Jupiter is a gas giant, and as such has no hard surface. Jupiter's upper atmosphere consists mainly of gaseous hydrogen and helium (89% H2 and 10% He), with other gases such as methane, ammonia, and water vapor making up the bulk of the remaining 1%. Ice particles of solid ammonia and water are also present. The hydrogen and helium are thought to be remnants of the solar nebula in which Jupiter was formed, while the other trace gases are thought to be seeded from supernovas early in the planet's formation. Deeper within the atmosphere, the gasses get denser and pressure begins to increase, with pressure reaching into the hundreds of atm.

Core & Surrounding Parts

Jupiter's dense core primarily consists of various ices and rock, with various other elements like Iron, nickel, and platinum. With Jupiter being the largest of the planets in the Sol System, it's core is also massive, being around 24 times the size of Earth (roughly 8% of the planet's mass).
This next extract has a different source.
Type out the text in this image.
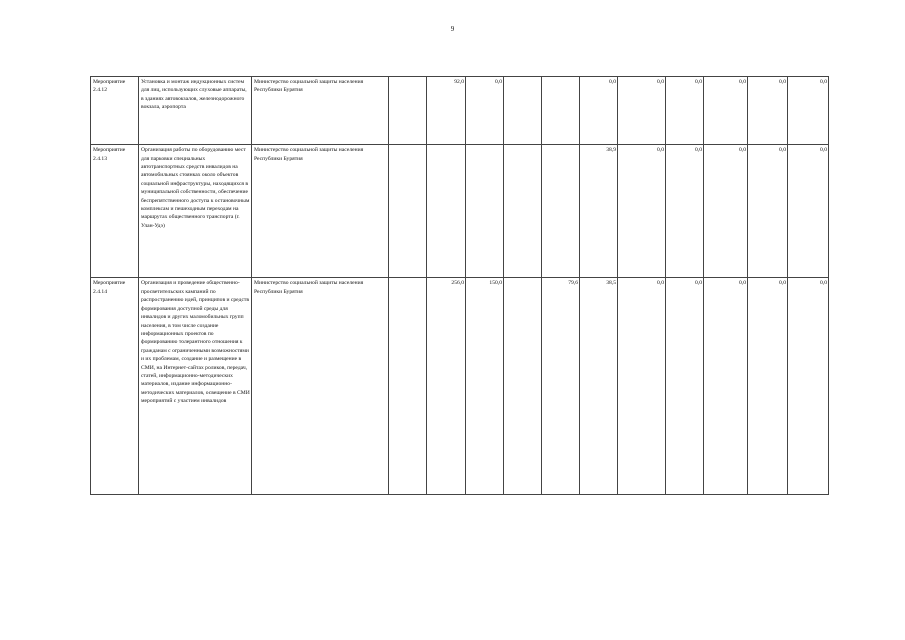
9
Мероприятие 2.4.12	Установка и монтаж индукционных систем для лиц, использующих слуховые аппараты, в зданиях автовокзалов, железнодорожного вокзала, аэропорта	Министерство социальной защиты населения Республики Бурятия		92,0	0,0			0,0	0,0	0,0	0,0	0,0	0,0
Мероприятие 2.4.13	Организация работы по оборудованию мест для парковки специальных автотранспортных средств инвалидов на автомобильных стоянках около объектов социальной инфраструктуры, находящихся в муниципальной собственности, обеспечение беспрепятственного доступа к остановочным комплексам и пешеходным переходам на маршрутах общественного транспорта (г. Улан-Удэ)	Министерство социальной защиты населения Республики Бурятия						38,9	0,0	0,0	0,0	0,0	0,0
Мероприятие 2.4.14	Организация и проведение общественно-просветительских кампаний по распространению идей, принципов и средств формирования доступной среды для инвалидов и других маломобильных групп населения, в том числе создание информационных проектов по формированию толерантного отношения к гражданам с ограниченными возможностями и их проблемам, создание и размещение в СМИ, на Интернет-сайтах роликов, передач, статей, информационно-методических материалов, издание информационно-методических материалов, освещение в СМИ мероприятий с участием инвалидов	Министерство социальной защиты населения Республики Бурятия		256,0	150,0		79,6	38,5	0,0	0,0	0,0	0,0	0,0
Surrounding the core is an extremely thick layer of metallic hydrogen, which extends to about 73% the radius of the planet. Rain-like droplets of helium and neon precipitate downward through this layer, depleting the abundance of these elements in the upper atmosphere. Rainfalls of diamonds have been suggested to occur on Jupiter, as well as on the other outer planets. Above the layer of metallic hydrogen lies a transparent interior atmosphere of hydrogen. At this depth, the pressure and temperature are above hydrogen's critical pressure of 12.85 atm and critical temperature of -240 C. In this state, there are no distinct liquid and gas phases, as hydrogen is said to be in a supercritical fluid state. It is convenient to treat hydrogen as gas in the upper layer extending downward from the cloud layer to a depth of about 1,000 km, and as liquid in deeper layers. Physically, there is no clear boundary, the gas smoothly becomes hotter and denser as one descends.